I have never identified very much with my gender, or at least, I have been extraordinarily ambivalent. But a lot of girls go through similar phases of rejection of and rebellion from gender stereotypes. When you grow up as a girl, it is like there are faint chalk lines traced approximately three inches around your entire body at all times, drawn by society and often religion and family and particularly other women, who somehow
feel invested in how you behave, as if your actions reflect directly on all womanhood. These chalk lines circumscribe the manner in which you interact with the world, are the source of the implicit “for a girl” that seems to trail every compliment (“tough, for a girl”). You want to wave your arms around as hard as you can to wipe them away and scatter them to dust, but the chalk lines just follow you around, always keeping you inside that constant three inches of space. I felt that the label of
girl
was too limiting to contain my own grandiose conception of myself, and so I mostly ignored it.
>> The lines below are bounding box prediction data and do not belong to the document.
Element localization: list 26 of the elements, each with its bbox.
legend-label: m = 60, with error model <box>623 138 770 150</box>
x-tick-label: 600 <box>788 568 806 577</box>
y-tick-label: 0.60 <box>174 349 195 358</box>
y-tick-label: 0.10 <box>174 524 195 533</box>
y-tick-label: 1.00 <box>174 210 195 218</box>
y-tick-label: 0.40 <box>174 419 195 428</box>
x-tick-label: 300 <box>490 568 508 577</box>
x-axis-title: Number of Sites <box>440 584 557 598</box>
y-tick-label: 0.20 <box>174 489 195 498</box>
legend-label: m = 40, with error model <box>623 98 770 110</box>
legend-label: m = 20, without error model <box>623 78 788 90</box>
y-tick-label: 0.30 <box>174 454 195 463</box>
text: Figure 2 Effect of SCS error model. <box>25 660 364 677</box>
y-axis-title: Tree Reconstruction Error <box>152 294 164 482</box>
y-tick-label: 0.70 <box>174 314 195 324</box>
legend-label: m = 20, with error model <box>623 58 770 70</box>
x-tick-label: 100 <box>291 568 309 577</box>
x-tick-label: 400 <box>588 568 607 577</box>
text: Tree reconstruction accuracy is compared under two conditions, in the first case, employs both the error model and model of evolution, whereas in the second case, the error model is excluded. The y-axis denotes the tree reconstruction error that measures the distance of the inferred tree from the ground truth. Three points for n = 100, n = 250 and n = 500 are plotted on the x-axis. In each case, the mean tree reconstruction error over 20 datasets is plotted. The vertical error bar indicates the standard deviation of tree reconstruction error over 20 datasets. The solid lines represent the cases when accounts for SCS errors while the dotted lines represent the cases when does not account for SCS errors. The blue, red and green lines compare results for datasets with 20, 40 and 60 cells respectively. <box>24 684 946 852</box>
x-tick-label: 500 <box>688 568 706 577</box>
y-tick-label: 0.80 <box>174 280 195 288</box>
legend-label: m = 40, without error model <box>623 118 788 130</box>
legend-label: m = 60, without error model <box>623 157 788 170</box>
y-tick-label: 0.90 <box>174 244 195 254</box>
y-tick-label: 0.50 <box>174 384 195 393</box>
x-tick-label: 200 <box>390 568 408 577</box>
There were obviously good things about my gender. My mother was largely passive with my father, but if she ever wanted something, all it took was a simple touch, a half promise of physical pleasure, to get him to do almost anything she wanted. In those hundreds of times when men told me my mother was beautiful, I eventually saw not just objectification but the power of dearly hoped-for pleasures. I have sometimes heard men lament that women have all of the power because they are the ones who say yes or no to sex. But I wasn’t yet ready to deploy that kind of power. In my high school years, while other girls were learning about and experimenting with their sexuality, I was largely asexual. I didn’t understand then that sex could be something that could give me pleasure. And I didn’t understand it as a way of connecting to people, and therefore gaining a form of power over them. I didn’t know that sex was a means to love, and that people will do anything for love.

I did, however, use my gender to great effect with many of my disgusting, perverted teachers. One of them I hated in particular. My high school English teacher had given me a failing grade on one of my assignments because my mother had turned it in for me on a day I’d been away at a softball
tournament or drum competition. He ridiculed me in front of the class for having my “mommy bring it,” trying to make an example of me. This teacher was old and vindictively petty. I never liked him. I had seen him ruthlessly attack other students in my class, so I never gave him any reason to target me. Still, there was something about my silent defiance that must have gotten under his skin, because he finally made up something plausible to attack me on.